502:たそがれの挑戦者
乱入者あり!
「お主ら、ギリシャ神界の奴らとは知り合いかの?」
「私が半神ですわ」
彼らの呼び掛けに澪ちゃんが答えた。いや、誤魔化せば良いのに。
「ふむ、確かにヘラの気が混じっておるな」
「ヘラ様は私のお母様です」
「そうか。なら.......」
クレイオスが動いた。もう一回あの隕石撃たれたら.......
「メテオレイ.......むぐっ!」
クレイオスの頭を水が包んだ。という事は葵さん!
「口を塞いでしまえば呪文は唱えられませんよね」
「舐めるな! 解呪!」
クレイオスの顔を覆っていた水が弾け飛んだ。
「おお、兄者。死ぬかと思ったぞ」
「笑えん冗談だ。息が出来なくなった程度で死ぬ弟者ではあるまい」
「何が望みですの?」
「決まっておる。ワシらを閉じ込めた奴らに仕返しをして、この世の支配権を奪い取るのだ」
無茶苦茶言いやがる。でも不可能でもなさそうなのがまた厄介なんだよなあ。
「ひとみ、ひとみ」
「何よドライアド」
「ひとみ一人なら向こうに送り込める穴を空けられそうなんだけど、行ってくれない?」
私が? そりゃ願ってもないけどドライアドはそれでいいの?
「あいつらほっといたらヨーロッパ中で暴れそうだもの。ブリテンに上陸させる訳にはいかないし」
「おっけー、わかった。じゃあ空いたらボコってくる。で、いつ空くの?」
「あと一時間くらいかなあ」
「そんなに!?」
「いやだって相手はコイオスだもん。あいつとまともにやりあえる知恵ものなんてトトか八意くらいよ」
だから力技って訳ね。それじゃあドライアドに任せるかな。でも見てるだけってストレス溜まるんだよね。

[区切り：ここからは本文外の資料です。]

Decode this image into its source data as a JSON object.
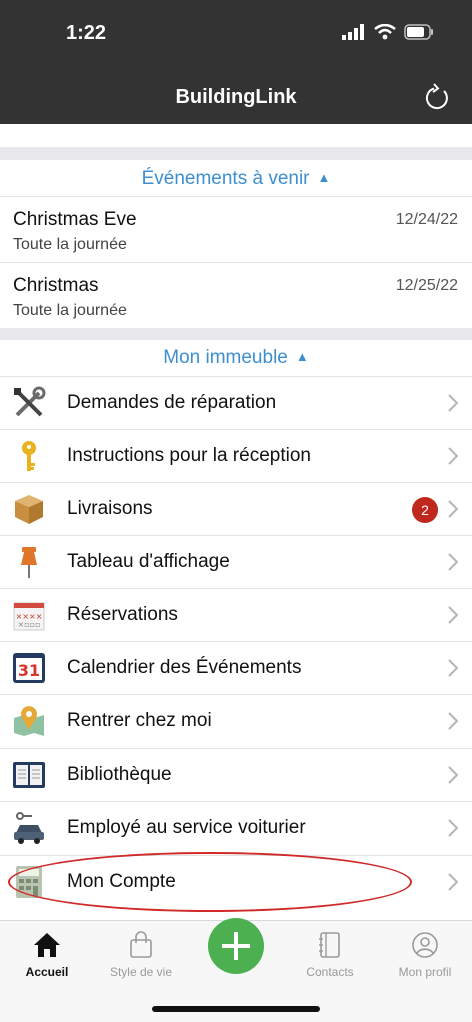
{
  "status_bar": {
    "time": "1:22"
  },
  "header": {
    "title": "BuildingLink"
  },
  "upcoming": {
    "title": "Événements à venir",
    "caret": "▲",
    "events": [
      {
        "title": "Christmas Eve",
        "subtitle": "Toute la journée",
        "date": "12/24/22"
      },
      {
        "title": "Christmas",
        "subtitle": "Toute la journée",
        "date": "12/25/22"
      }
    ]
  },
  "building": {
    "title": "Mon immeuble",
    "caret": "▲",
    "items": [
      {
        "label": "Demandes de réparation",
        "icon": "tools-icon"
      },
      {
        "label": "Instructions pour la réception",
        "icon": "key-icon"
      },
      {
        "label": "Livraisons",
        "icon": "package-icon",
        "badge": "2"
      },
      {
        "label": "Tableau d'affichage",
        "icon": "pushpin-icon"
      },
      {
        "label": "Réservations",
        "icon": "calendar-grid-icon"
      },
      {
        "label": "Calendrier des Événements",
        "icon": "calendar-31-icon",
        "icon_text": "31"
      },
      {
        "label": "Rentrer chez moi",
        "icon": "map-pin-icon"
      },
      {
        "label": "Bibliothèque",
        "icon": "book-icon"
      },
      {
        "label": "Employé au service voiturier",
        "icon": "car-key-icon"
      },
      {
        "label": "Mon Compte",
        "icon": "calculator-icon"
      }
    ]
  },
  "tabbar": {
    "tabs": [
      {
        "label": "Accueil",
        "icon": "home-icon",
        "active": true
      },
      {
        "label": "Style de vie",
        "icon": "shopping-bag-icon"
      },
      {
        "label": "",
        "icon": "plus-icon"
      },
      {
        "label": "Contacts",
        "icon": "address-book-icon"
      },
      {
        "label": "Mon profil",
        "icon": "profile-icon"
      }
    ]
  },
  "colors": {
    "header_bg": "#333333",
    "accent_blue": "#3d8fd0",
    "badge_red": "#c0281e",
    "fab_green": "#4caf50",
    "annotation_red": "#d12a2a"
  }
}
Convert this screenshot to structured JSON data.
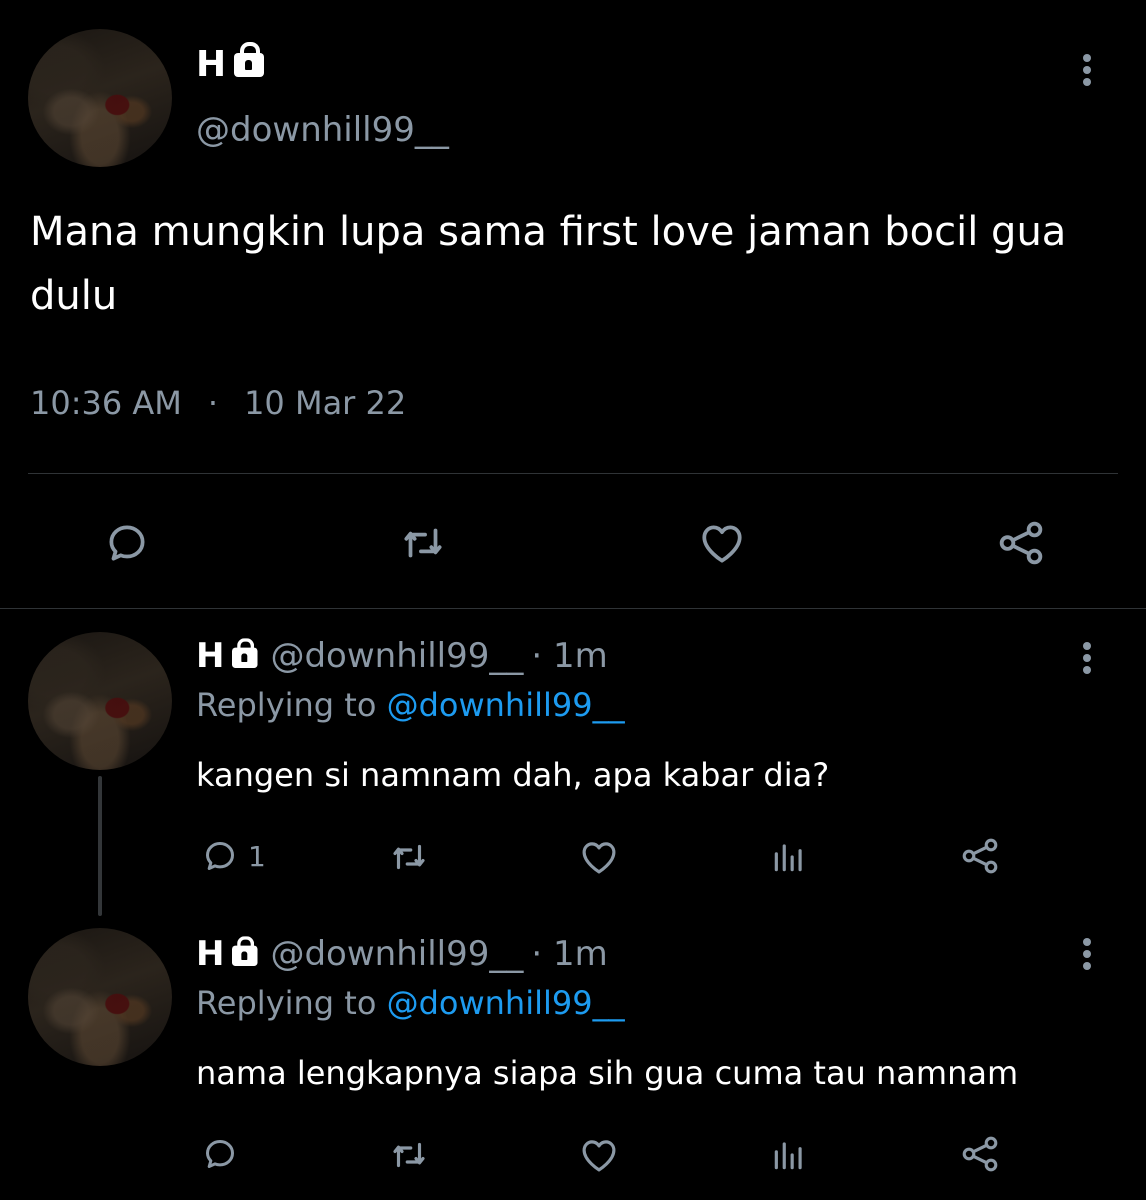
{
  "main_tweet": {
    "author_name": "H",
    "author_handle": "@downhill99__",
    "text": "Mana mungkin lupa sama first love jaman bocil gua dulu",
    "time": "10:36 AM",
    "date": "10 Mar 22",
    "actions": [
      "reply-icon",
      "retweet-icon",
      "like-icon",
      "share-icon"
    ]
  },
  "replies": [
    {
      "author_name": "H",
      "author_handle": "@downhill99__",
      "age": "· 1m",
      "replying_to_label": "Replying to",
      "replying_to_handle": "@downhill99__",
      "text": "kangen si namnam dah, apa kabar dia?",
      "reply_count": "1"
    },
    {
      "author_name": "H",
      "author_handle": "@downhill99__",
      "age": "· 1m",
      "replying_to_label": "Replying to",
      "replying_to_handle": "@downhill99__",
      "text": "nama lengkapnya siapa sih gua cuma tau namnam",
      "reply_count": ""
    }
  ],
  "colors": {
    "background": "#000000",
    "text": "#ffffff",
    "muted": "#8b98a5",
    "link": "#1d9bf0"
  }
}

「おい、ティターニアが結界を破ろうとしておるみたいだぞ」
「ふん、やつでも一時間程度はかかろう。ここを始末して去るには十分な時間だ」
そこまで計算済みか。
「どこを見てるのよ。あんたらの相手はあたし」
「小さいな。お主程度がワシらに勝てるとでも?」
ちょっと、なにやってんの、ハル!
「あはは、ちょっとびっくりしてましたけどやらないと澪が危ないんですよね。ならやるしかないです」
楓ちゃん。いや、楓ちゃんは澪ちゃんを守ろうとするのは計算通りだ。
「何二人で盛り上がってるのですか。これは私の問題なんだから私がやるに決まってますわ」
澪ちゃんもやる気満々だ。先程は少し震えて.......あ、今も震えは治まってなさそう。
「皆さんがやるなら私も。これでも保護者のつもりですから」
葵さんは端から臨戦態勢だ。
「巨人って切れるんですかね? 楽しみです」
「だからー、私を巻き込まないでって!」
あー、睦月さんにはごめんなさい。
「小さいとはいえ、半神とその仲間だ。油断しない方が良いだろう。弟者」
「こんな奴らが? 隕石で終わりそうだぜ兄者」
「隕石は使うな。使えば修道院に被害が出て最悪奴らがすぐに出てくる」
修道院に被害が出たら結界が解ける様に設定しているらしい。そんな事言われてた様な気がする。ん? 何か落ちてくる?
「イヤッホォォォォォォ!」
二体の巨体が降り立ち、その上に二つの人影があった。
「晶龍君、ブランちゃん!」
「先生に仇なす者は許しません。行きなさい、ルーク!」
「ま"っ」
二体のルークが巨人それぞれに組み付いた。
「ぐっ、なんだこいつらは。動けん」
「余所見してんじゃねーぞ、ゴラァ!」
そこに晶龍君のパンチがまともに入った。